Step 2: Complete your courses and send transcripts to the NCA
When you have successfully completed your courses, you will need to arrange for your official transcripts to be sent to the NCA so you can move forward with completing the Accreditation process.
Step 3: Requesting your Certificate of Qualification
Once you have successfully completed your NCA requirements, you can request your Certificate of Qualification through the NCA portal.
What are the next steps after NCA accreditation?
From here, you can take the next steps in obtaining your license to practise law in Canada. The description below will focus on the process in Ontario; if you’re interested in practising in another Canadian province or territory, consult the Law Society rules for that jurisdiction.
Get licensed! The Licensing Process in Ontario is overseen by the Law Society of Ontario. As part of this process, there is a “Good Character” requirement, two licensing exams that you will need to pass (i.e. the Barrister Licensing Examination and the Solicitor Licensing Examination) and an Experiential Training requirement.
Get Regulated! The Good Character Requirement is another part of the licensing process.
Licensing exams! You will be required to submit your NCA Certificate of Qualification before you sit your licensing exams. There are two licensing exams: the Barrister licensing Examination and the Solicitor licensing Examination. Each exam is be based exclusively on materials provided by the Law Society. No additional study materials are needed. Each exam is 4 hours in length and is composed of 150 multiple-choice items.
Experiential Training! In addition to your licensing exams, you will be required to complete experiential training.
Explore articling! If you select articling to satisfy the experiential training component, you are required to work in an articling job for 10 months. Articling recruitment generally takes place in the summer of each year, with positions starting the following summer – so you will need to plan ahead.

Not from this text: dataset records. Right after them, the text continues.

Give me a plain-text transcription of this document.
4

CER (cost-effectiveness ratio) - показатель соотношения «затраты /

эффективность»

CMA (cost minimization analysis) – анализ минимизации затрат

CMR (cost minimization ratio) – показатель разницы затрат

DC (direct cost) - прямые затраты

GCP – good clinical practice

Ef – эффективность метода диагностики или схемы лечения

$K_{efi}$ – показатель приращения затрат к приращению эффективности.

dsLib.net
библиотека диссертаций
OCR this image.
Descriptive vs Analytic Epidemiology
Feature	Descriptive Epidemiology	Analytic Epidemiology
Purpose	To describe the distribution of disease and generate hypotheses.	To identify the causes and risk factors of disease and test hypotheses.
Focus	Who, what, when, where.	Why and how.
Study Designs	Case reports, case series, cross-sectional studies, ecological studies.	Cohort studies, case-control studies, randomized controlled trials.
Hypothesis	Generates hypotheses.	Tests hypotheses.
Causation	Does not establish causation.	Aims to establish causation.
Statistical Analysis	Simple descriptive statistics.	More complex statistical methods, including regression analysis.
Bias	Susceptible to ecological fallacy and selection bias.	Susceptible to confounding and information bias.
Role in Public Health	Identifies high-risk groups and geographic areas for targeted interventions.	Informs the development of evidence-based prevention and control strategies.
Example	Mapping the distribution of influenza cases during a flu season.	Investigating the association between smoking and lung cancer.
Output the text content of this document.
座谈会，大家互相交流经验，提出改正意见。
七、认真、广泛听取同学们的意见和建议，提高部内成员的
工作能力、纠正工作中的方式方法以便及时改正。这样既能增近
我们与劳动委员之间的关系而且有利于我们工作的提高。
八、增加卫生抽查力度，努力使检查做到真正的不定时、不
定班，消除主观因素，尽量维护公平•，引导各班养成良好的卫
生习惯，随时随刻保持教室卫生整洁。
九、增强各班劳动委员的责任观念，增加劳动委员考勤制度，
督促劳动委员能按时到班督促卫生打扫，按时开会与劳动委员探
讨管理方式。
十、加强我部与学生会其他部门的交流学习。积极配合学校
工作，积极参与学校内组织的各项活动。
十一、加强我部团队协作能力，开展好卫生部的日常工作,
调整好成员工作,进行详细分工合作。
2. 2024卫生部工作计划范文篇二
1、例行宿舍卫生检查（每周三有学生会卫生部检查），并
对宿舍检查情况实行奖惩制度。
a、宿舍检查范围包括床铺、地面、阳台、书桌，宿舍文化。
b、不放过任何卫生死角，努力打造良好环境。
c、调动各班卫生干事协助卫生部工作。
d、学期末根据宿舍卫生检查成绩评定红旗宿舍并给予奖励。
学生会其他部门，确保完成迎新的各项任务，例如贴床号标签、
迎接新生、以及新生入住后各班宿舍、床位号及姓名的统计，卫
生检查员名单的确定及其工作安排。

At OsgoodePD, we offer students of our Canadian Common Law Program support in applying and preparing for articling positions (or alternative career options, for those who don’t plan to get licensed or are on a longer timeline for licensing).
Register for the LPP! The Law Practice Program (LPP) runs only once a year. It is an eight-month program broken into two parts – a four-month legal training course and four months work placement. You will need to complete both parts of the program to satisfy the experiential training component of the Law Society’s Lawyer Licencing Process.
Get Called – to the Bar! You’ve made it to the final step in the Licensing Process. To reach this point, you would have successfully completed all licensing requirements. Getting called to the Bar means you are officially a lawyer and are recognized as both a Barrister and Solicitor in Ontario.
To take part, you will need to make sure your file with the LSO is up-to-date with all relevant documents illustrating your credentials.
Obtaining your accreditation and licence to practice law in Ontario can seem like a long and arduous process, but there are many programs and resources available at OsgoodePD, NCA, and the LSO to help you navigate this transition and adequately prepare you for this journey!